All of that is preamble. The things I’ve been chewing on have to do with today’s generation of kids growing up. My kids, your kids, the kids of society. Every generation has its gap. Clearly. Every parental generation feels that there is something just wrong about the culture their kids deal with and subscribe to. But I think this one, this generational gap, is more serious. And I have to wonder. Is it the fact that by being more open about mental illness, more into therapy, into prescription drugs, more into “understanding” has led our kids a way out. An excuse? Perhaps in going where we’ve gone as a society we’ve swung so far on the pendulum that kids growing up not only subscribe to the media’s portrayal of perfection (that is for another post) but then in being “out” about all the family problems, use that as an excuse to say Fuck it. Just can’t do it. To give up before they even try?

Don’t get me wrong about wanting things to be open. I do. I don’t lie to my kids. Not about the things I’ve done, or the family’s dirty laundry. I’m not going to ignore any signs of mental illness or problems for the sake of being “normal” to others. But have we gone too far. The kids I see today are spoiled, unmotivated, and unable to cope with their world, let alone start to comprehend all the necessities that come with being an adult (job, school, marriage, etc). Not only that they completely blame their parents. The kids’ problems are because mommy and daddy didn’t do this or that, or were to something or not something enough. There is no expectation in them, or many times in the parents for these kids to reach out and excel anyway. Excel in spite of problems, in spite of issues. To overcome. In being so careful with them, have we made them unable to grow up they way we did? Is there something worthwhile (at least a bit) in the “buck up” attitude… does part of that attitude lead to self confidence? Could Martin Luther King, Jr. or any other great leaders have been born into this generation? I don’t know. Again it’s just ponderings from observations of late.

And here’s the rub for me. Are we losing creativity by our kids growing up this way?

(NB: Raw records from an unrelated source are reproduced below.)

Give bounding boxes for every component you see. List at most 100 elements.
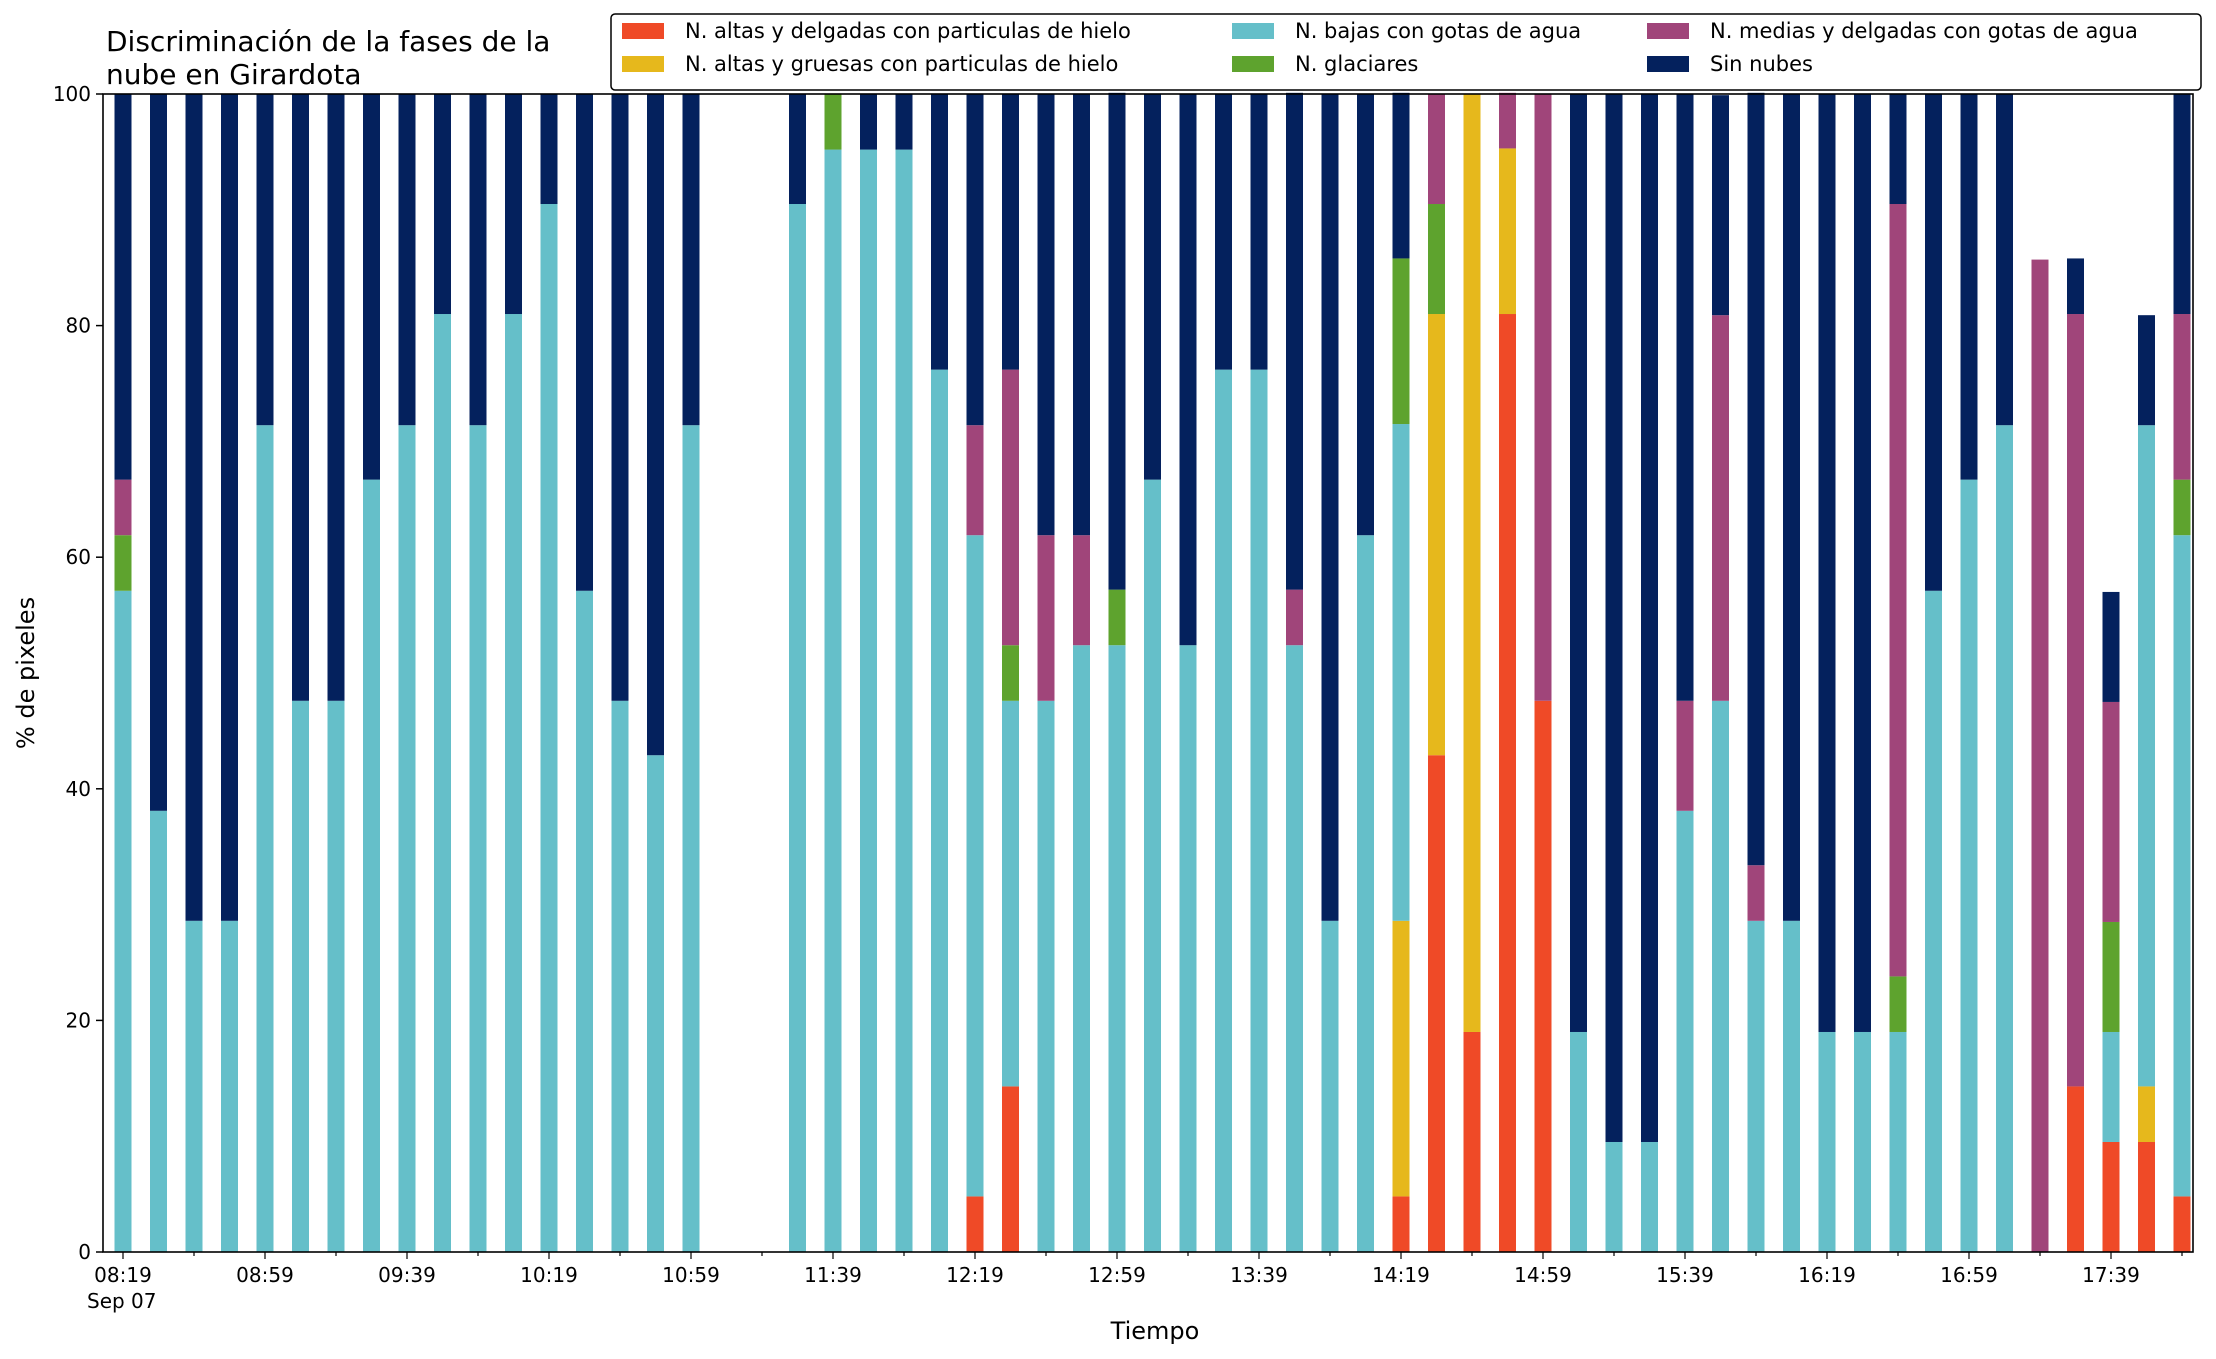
bar-segment-s2-i42	[1605, 1141, 1623, 1252]
y-tick-label: 100	[53, 82, 91, 106]
bar-segment-s2-i11	[505, 314, 522, 1252]
bar-segment-s3-i58	[2173, 479, 2191, 536]
legend-label-1: N. altas y gruesas con particulas de hie…	[685, 52, 1118, 76]
bar-segment-s2-i41	[1570, 1031, 1587, 1252]
bar-segment-s5-i44	[1676, 94, 1694, 701]
bar-segment-s2-i28	[1108, 645, 1126, 1252]
bar-segment-s5-i10	[469, 94, 487, 426]
bar-segment-s1-i39	[1499, 148, 1516, 315]
x-tick-label: 14:59	[1514, 1263, 1572, 1287]
bar-segment-s2-i56	[2102, 1031, 2120, 1142]
bar-segment-s0-i39	[1499, 314, 1516, 1252]
x-tick-label: 10:19	[520, 1263, 578, 1287]
bar-segment-s2-i19	[789, 204, 806, 1252]
bar-segment-s5-i25	[1002, 94, 1019, 370]
bar-segment-s5-i9	[434, 94, 451, 315]
legend-label-5: Sin nubes	[1710, 52, 1813, 76]
bar-segment-s5-i55	[2067, 258, 2084, 315]
bar-segment-s2-i24	[966, 535, 984, 1197]
bar-segment-s5-i1	[150, 94, 167, 811]
x-tick-label: 12:59	[1088, 1263, 1146, 1287]
bar-segment-s5-i43	[1641, 94, 1658, 1142]
bar-segment-s3-i56	[2102, 921, 2120, 1032]
bar-segment-s5-i27	[1073, 94, 1090, 536]
bar-segment-s4-i58	[2173, 314, 2191, 480]
bar-segment-s0-i40	[1534, 700, 1552, 1252]
bar-segment-s2-i29	[1144, 479, 1161, 1252]
legend-label-3: N. glaciares	[1295, 52, 1418, 76]
bar-segment-s2-i10	[469, 425, 487, 1252]
bar-segment-s2-i3	[221, 920, 238, 1252]
bar-segment-s4-i56	[2102, 701, 2120, 922]
bar-segment-s2-i30	[1179, 645, 1197, 1252]
legend-label-2: N. bajas con gotas de agua	[1295, 19, 1581, 43]
legend-swatch-1	[622, 56, 664, 72]
bar-segment-s0-i55	[2067, 1086, 2084, 1252]
bar-segment-s0-i24	[966, 1196, 984, 1252]
bar-segment-s2-i35	[1357, 535, 1374, 1252]
bar-segment-s3-i36	[1392, 258, 1410, 425]
legend-swatch-0	[622, 23, 664, 39]
chart-title-line-1: Discriminación de la fases de la	[106, 25, 550, 58]
bar-segment-s4-i37	[1428, 94, 1445, 205]
bar-segment-s2-i34	[1321, 920, 1339, 1252]
bar-segment-s2-i48	[1818, 1031, 1836, 1252]
x-tick-date-label: Sep 07	[87, 1289, 157, 1313]
bar-segment-s4-i45	[1712, 315, 1729, 701]
bar-segment-s5-i26	[1037, 94, 1055, 536]
legend-label-4: N. medias y delgadas con gotas de agua	[1710, 19, 2138, 43]
bar-segment-s2-i23	[931, 369, 948, 1253]
bar-segment-s4-i50	[1889, 204, 1907, 977]
x-tick-label: 10:59	[662, 1263, 720, 1287]
y-tick-label: 40	[66, 777, 91, 801]
bar-segment-s5-i29	[1144, 94, 1161, 480]
bar-segment-s5-i36	[1392, 92, 1410, 259]
bar-segment-s5-i53	[1996, 94, 2013, 426]
bar-segment-s2-i49	[1854, 1031, 1871, 1252]
bar-segment-s1-i57	[2138, 1086, 2155, 1142]
x-axis: 08:19 08:59 09:39 10:19 10:59 11:39 12:19 12:59…	[87, 1252, 2183, 1313]
bar-segment-s2-i47	[1783, 920, 1800, 1252]
bar-segment-s5-i31	[1215, 94, 1232, 370]
bar-segment-s2-i58	[2173, 535, 2191, 1197]
x-tick-label: 15:39	[1656, 1263, 1714, 1287]
bar-segment-s5-i51	[1925, 94, 1942, 591]
bar-segment-s1-i36	[1392, 920, 1410, 1197]
bar-segment-s0-i25	[1002, 1086, 1019, 1252]
bar-segment-s5-i34	[1321, 94, 1339, 921]
bar-segment-s5-i33	[1286, 92, 1303, 590]
bar-segment-s0-i38	[1463, 1031, 1481, 1252]
bar-segment-s2-i16	[682, 425, 700, 1252]
bar-segment-s2-i14	[611, 700, 629, 1252]
bar-segment-s0-i37	[1428, 755, 1445, 1252]
bar-segment-s5-i48	[1818, 94, 1836, 1032]
bar-segment-s2-i46	[1747, 920, 1765, 1252]
legend-swatch-5	[1647, 56, 1689, 72]
bar-segment-s2-i0	[114, 590, 132, 1252]
bar-segment-s2-i21	[860, 149, 877, 1253]
y-tick-label: 20	[66, 1008, 91, 1032]
bar-segment-s2-i51	[1925, 590, 1942, 1252]
bar-segment-s5-i52	[1960, 94, 1978, 480]
legend-box	[610, 13, 2202, 91]
bar-segment-s4-i46	[1747, 865, 1765, 921]
x-tick-label: 09:39	[378, 1263, 436, 1287]
bar-segment-s2-i15	[647, 755, 664, 1252]
bar-segment-s4-i40	[1534, 94, 1552, 701]
bar-segment-s4-i55	[2067, 314, 2084, 1087]
bar-segment-s2-i33	[1286, 645, 1303, 1252]
x-tick-label: 14:19	[1372, 1263, 1430, 1287]
bar-segment-s2-i50	[1889, 1031, 1907, 1252]
y-axis: 0 20 40 60 80 100	[53, 82, 103, 1264]
bar-segment-s5-i41	[1570, 94, 1587, 1032]
bar-segment-s5-i32	[1250, 94, 1268, 370]
legend-swatch-2	[1232, 23, 1274, 39]
x-tick-label: 08:59	[236, 1263, 294, 1287]
bar-segment-s2-i45	[1712, 700, 1729, 1252]
bar-segment-s5-i16	[682, 94, 700, 426]
bar-segment-s2-i4	[256, 425, 274, 1252]
bar-segment-s5-i14	[611, 94, 629, 701]
bar-segment-s4-i0	[114, 479, 132, 536]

Maybe creativity and adversity/hardship are truly linked. Look at Kids with Cameras. AND PLEASE do yourself a wonderful favor and get the movie Born into Brothels, by Ross Kauffman and Zana Briski, which is the chronical of these first kids and the beginning project. The point is, these kids face horrors and hardship almost incomprehensible for us in the US to understand. But the artwork that comes from them is astounding.

Most of the lists of bipolars I have seen include the most famous politicians, scientists, and artists of their day. And I know from my own experience, that on my meds I have a harder time accessing that piece of my psyche. My muse hides her face and it is very hard to find her. Leading to the question, “Do Robin Williams and Jim Carey (not to mention tons of others) go off their meds to do their best work?” If not, how do they get to that part of themselves…

So in all this medical discovery are we making ourselves a better humanity? Is bipolar really an illness? Or is it a different brain that comes from being wired to achieve something different, something beautiful? Are there other ways to deal that don’t shut that off? Where will this all lead?

I don’t know. I just ask the questions.